Quando o Código Penal inseriu a legítima defesa como um direito de qualquer cidadão e, principalmente, como causa de exclusão da antijuridicidade, assim o fez tendo como fundamento um conteúdo ético positivo uma vez que qualquer pessoa, quando se vê diante de uma agressão injusta, atual ou iminente, pode usar dos meios necessários para repeli-la. Se assim não fosse, o próprio Estado homologaria a injustiça. É a configuração da legítima defesa real, ou propriamente dita.

No caso relatado há uma situação diferenciada que faz a ação se deslocar para o campo da legitima defesa putativa. O verbo putare em latim tem o significado de julgar, pensar, acreditar, envolvendo diretamente a representação errônea que o agente faz de uma situação objetiva. Trata-se das descriminantes putativas, previstas no art. 20 § 1º, do Código Penal, in verbis: É isento de pena quem, por erro plenamente justificado pelas circunstâncias, supõe situação de fato que, se existisse, tornaria a ação legítima. Não há isenção de pena quando o erro deriva de culpa e o fato é punível como crime culposo.

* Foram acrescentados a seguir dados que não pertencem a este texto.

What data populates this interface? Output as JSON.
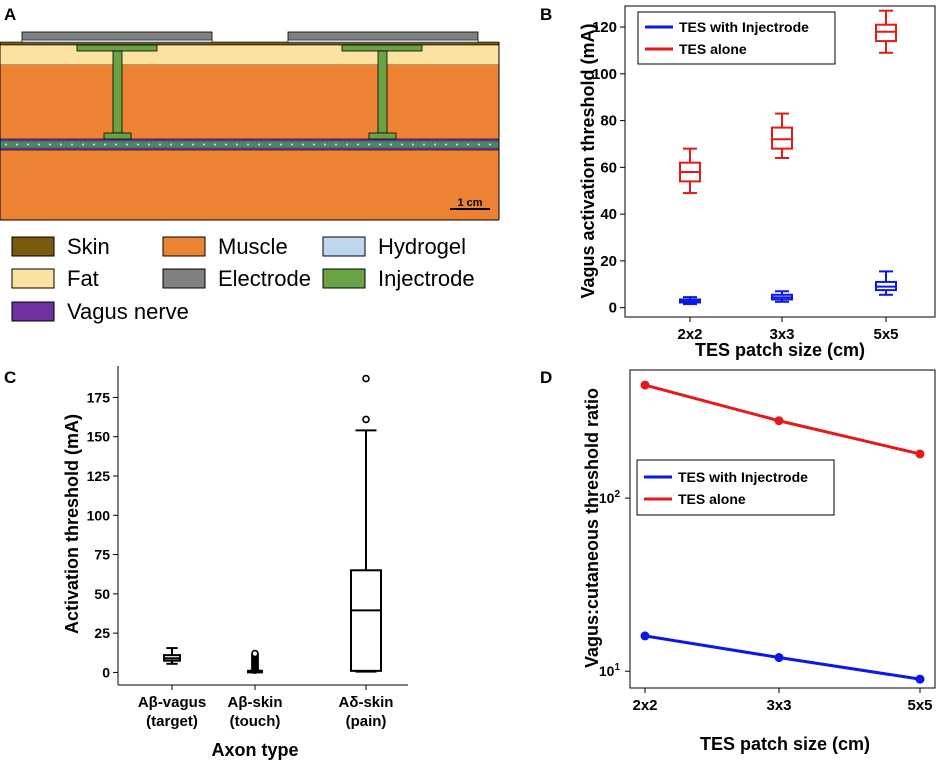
{
  "panels": {
    "a": "A",
    "b": "B",
    "c": "C",
    "d": "D"
  },
  "colors": {
    "skin": "#7a5a0c",
    "fat": "#fce2a0",
    "muscle": "#ed8232",
    "electrode": "#808080",
    "hydrogel": "#bcd7ee",
    "injectrode": "#6aa345",
    "vagus": "#7030a0",
    "blue": "#0a19e6",
    "red": "#e61919"
  },
  "diagram": {
    "scale_bar": "1 cm",
    "legend": [
      {
        "label": "Skin",
        "color_key": "skin"
      },
      {
        "label": "Muscle",
        "color_key": "muscle"
      },
      {
        "label": "Hydrogel",
        "color_key": "hydrogel"
      },
      {
        "label": "Fat",
        "color_key": "fat"
      },
      {
        "label": "Electrode",
        "color_key": "electrode"
      },
      {
        "label": "Injectrode",
        "color_key": "injectrode"
      },
      {
        "label": "Vagus nerve",
        "color_key": "vagus"
      }
    ]
  },
  "chart_data": [
    {
      "id": "B",
      "type": "box",
      "xlabel": "TES patch size (cm)",
      "ylabel": "Vagus activation threshold (mA)",
      "categories": [
        "2x2",
        "3x3",
        "5x5"
      ],
      "ylim": [
        -4,
        129
      ],
      "yticks": [
        0,
        20,
        40,
        60,
        80,
        100,
        120
      ],
      "legend": [
        "TES with Injectrode",
        "TES alone"
      ],
      "series": [
        {
          "name": "TES with Injectrode",
          "color": "#0a19e6",
          "boxes": [
            {
              "min": 1.5,
              "q1": 2.2,
              "median": 2.8,
              "q3": 3.5,
              "max": 4.5
            },
            {
              "min": 2.5,
              "q1": 3.5,
              "median": 4.4,
              "q3": 5.5,
              "max": 7.0
            },
            {
              "min": 5.5,
              "q1": 7.5,
              "median": 9.0,
              "q3": 11.0,
              "max": 15.5
            }
          ]
        },
        {
          "name": "TES alone",
          "color": "#e61919",
          "boxes": [
            {
              "min": 49,
              "q1": 54,
              "median": 58,
              "q3": 62,
              "max": 68
            },
            {
              "min": 64,
              "q1": 68,
              "median": 72,
              "q3": 77,
              "max": 83
            },
            {
              "min": 109,
              "q1": 114,
              "median": 118,
              "q3": 121,
              "max": 127
            }
          ]
        }
      ]
    },
    {
      "id": "C",
      "type": "box",
      "xlabel": "Axon type",
      "ylabel": "Activation threshold (mA)",
      "categories": [
        [
          "Aβ-vagus",
          "(target)"
        ],
        [
          "Aβ-skin",
          "(touch)"
        ],
        [
          "Aδ-skin",
          "(pain)"
        ]
      ],
      "ylim": [
        -8,
        195
      ],
      "yticks": [
        0,
        25,
        50,
        75,
        100,
        125,
        150,
        175
      ],
      "boxes": [
        {
          "min": 5.5,
          "q1": 7.5,
          "median": 9.0,
          "q3": 11.0,
          "max": 15.5,
          "outliers": []
        },
        {
          "min": 0,
          "q1": 0.3,
          "median": 0.6,
          "q3": 1.0,
          "max": 1.2,
          "outliers": [
            1.5,
            2,
            2.5,
            3,
            3.5,
            4,
            4.5,
            5,
            5.5,
            6,
            6.5,
            7,
            7.5,
            8,
            8.5,
            9,
            9.5,
            10,
            10.5,
            11,
            11.5,
            12
          ]
        },
        {
          "min": 0.5,
          "q1": 1.0,
          "median": 39.5,
          "q3": 65.0,
          "max": 154,
          "outliers": [
            161,
            187
          ]
        }
      ]
    },
    {
      "id": "D",
      "type": "line",
      "yscale": "log",
      "xlabel": "TES patch size (cm)",
      "ylabel": "Vagus:cutaneous threshold ratio",
      "categories": [
        "2x2",
        "3x3",
        "5x5"
      ],
      "ylim": [
        8,
        550
      ],
      "yticks": [
        {
          "value": 10,
          "base": "10",
          "exp": "1"
        },
        {
          "value": 100,
          "base": "10",
          "exp": "2"
        }
      ],
      "legend": [
        "TES with Injectrode",
        "TES alone"
      ],
      "series": [
        {
          "name": "TES with Injectrode",
          "color": "#0a19e6",
          "values": [
            16,
            12,
            9
          ]
        },
        {
          "name": "TES alone",
          "color": "#e61919",
          "values": [
            450,
            280,
            180
          ]
        }
      ]
    }
  ]
}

Tal determinação torna imperiosa a análise plenamente subjetiva da conduta do agente. Ainda que tarefa de imensa dificuldade e deveras trabalhosa, deve o aplicador do direito buscar atingir o centro volitivo do autor dos disparos, no sentido de aferir sua real intenção e assim determinar se houve um erro plenamente justificável (escusável) em sua conduta. Verifica-se, pois, de acordo com o artigo citado, a ocorrência das conhecidas descriminantes putativas, que nada mais são do que um erro do agente, que supõe uma situação que, se de fato existisse, tornaria sua ação lícita, escudada pela lei.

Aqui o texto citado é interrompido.